Жан-Элуа оглядел зал: место Арнольда пустовало. Нехорошее предчувствие овладело им. Знаком он подозвал к себе лакея, которому было поручено следить за Арнольдом.
— Где мой сын?
Лакей побледнел. Ему пришлось сознаться, что с полчаса тому назад Арнольд велел оседлать лошадь и уехал верхом. Никто не знал, куда он отправился. Поступками его всегда управляла какая-то слепая, безотчетная сила… Безрассудством своим он каждый раз, даже в обычное время, страшил отца. Теперь же, под влиянием выпитого вина, вскипевшая кровь окончательно разнуздала эту силу, и она толкала его на разрушение и кровопролитие, пробуждая в нем первобытные инстинкты и неистовства дикого зверя.
— Узнай, куда он поехал, — приказал Жан-Элуа и, уставившись на дверь, так и застыл на месте среди гула голосов и облака дыма.
Он увидел, что за столом, где пестрели цветы и яркие женские платья и где сквозь стеклянные двери закат окрашивал золотисто-розовыми лучами раскрасневшиеся лица гостей, опустело еще несколько мест. Когда началась стрельба, Гислена и ее муж ушли, повинуясь знаку, данному г-жой Рассанфосс. Через несколько мгновений за ними последовала и Аделаида. Жан-Элуа услыхал глухой шум подкатившей кареты, бряцание сбруи, фырканье лошадей и чьи-то медленные шаги возле двери. Его внезапно обострившийся слух уловил совсем тихие звуки: шорохи платья, перешептывание и всхлипывание. Потом все смолкло, и слышно было только, как захрустел песок под колесами отъезжавшего экипажа. Среди женщин вдруг почувствовалось едва заметное оживление. Молодые девушки, вздрогнув, поглядели друг на друга — они позавидовали тем, кто в эту минуту удалялся к ласкам и поцелуям.
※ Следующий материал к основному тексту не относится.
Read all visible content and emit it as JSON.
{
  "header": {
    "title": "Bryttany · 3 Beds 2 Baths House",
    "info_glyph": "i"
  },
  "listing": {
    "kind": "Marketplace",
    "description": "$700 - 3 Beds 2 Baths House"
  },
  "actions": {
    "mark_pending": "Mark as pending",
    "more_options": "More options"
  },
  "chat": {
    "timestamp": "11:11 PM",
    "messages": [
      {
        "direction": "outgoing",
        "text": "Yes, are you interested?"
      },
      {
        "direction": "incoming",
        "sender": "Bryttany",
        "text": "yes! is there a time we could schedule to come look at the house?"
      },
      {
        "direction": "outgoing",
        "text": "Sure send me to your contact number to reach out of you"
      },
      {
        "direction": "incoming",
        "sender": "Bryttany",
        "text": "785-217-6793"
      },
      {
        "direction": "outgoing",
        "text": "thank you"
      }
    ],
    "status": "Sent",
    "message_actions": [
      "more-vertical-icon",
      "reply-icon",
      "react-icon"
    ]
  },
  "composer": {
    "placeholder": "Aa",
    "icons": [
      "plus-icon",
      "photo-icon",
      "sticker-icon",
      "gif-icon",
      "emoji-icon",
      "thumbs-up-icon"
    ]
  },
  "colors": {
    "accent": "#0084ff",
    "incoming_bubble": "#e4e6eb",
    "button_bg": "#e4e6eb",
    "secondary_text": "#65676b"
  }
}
Его охватила тоска. В конце концов Гислена ведь была их собственной плотью: все ее детство протекло у них на глазах. Не следовало, пожалуй, поступать с нею так сурово. И перед взором его предстала девочка, какою он ее помнил в такой же вот солнечный День — такой далекий и вместе с тем такой близкий, — день ее первого причастия, когда она была в белом муслиновом платьице и в кружевах. Но тогда она была чиста, как ангел, в своем белом одеянии, тогда тело ее было целомудренно и невинно, а теперь оно поругано и осквернено…
«Ну и пусть! Это не по нашей вине», — подумал Жан-Элуа. И он, смеясь, обратился к Акару-старшему:
— Знаете, Стэв взбешен… Я как-то на днях его встретил. Он сделал глупость и теперь не может нам этого простить.
В эту минуту он подумал:
«Впрочем, я ее ненавижу, ненавижу их обоих…»
Г-жа Рассанфосс вернулась. В глазах у нее муж увидел и путь кареты по дорогам, и облачко пыли, скрывшее от глаз лошадей, и всю горечь совершившегося события, которое отняло у них дочь. Так вот через два года после их свадьбы другая карета, затянутая черным крепом, увозила их ребенка, и среди такой же вот дорожной пыли исчезал кусочек их жизни, исчезал навсегда. Новобрачная, вся в белом, и вместе с ней ее грех (теперь он уже ни о чем не думал, кроме того, что это была его дочь), удалялась от него в этой траурной карете, мчалась навстречу своему будущему. Он отвел взгляд от жены.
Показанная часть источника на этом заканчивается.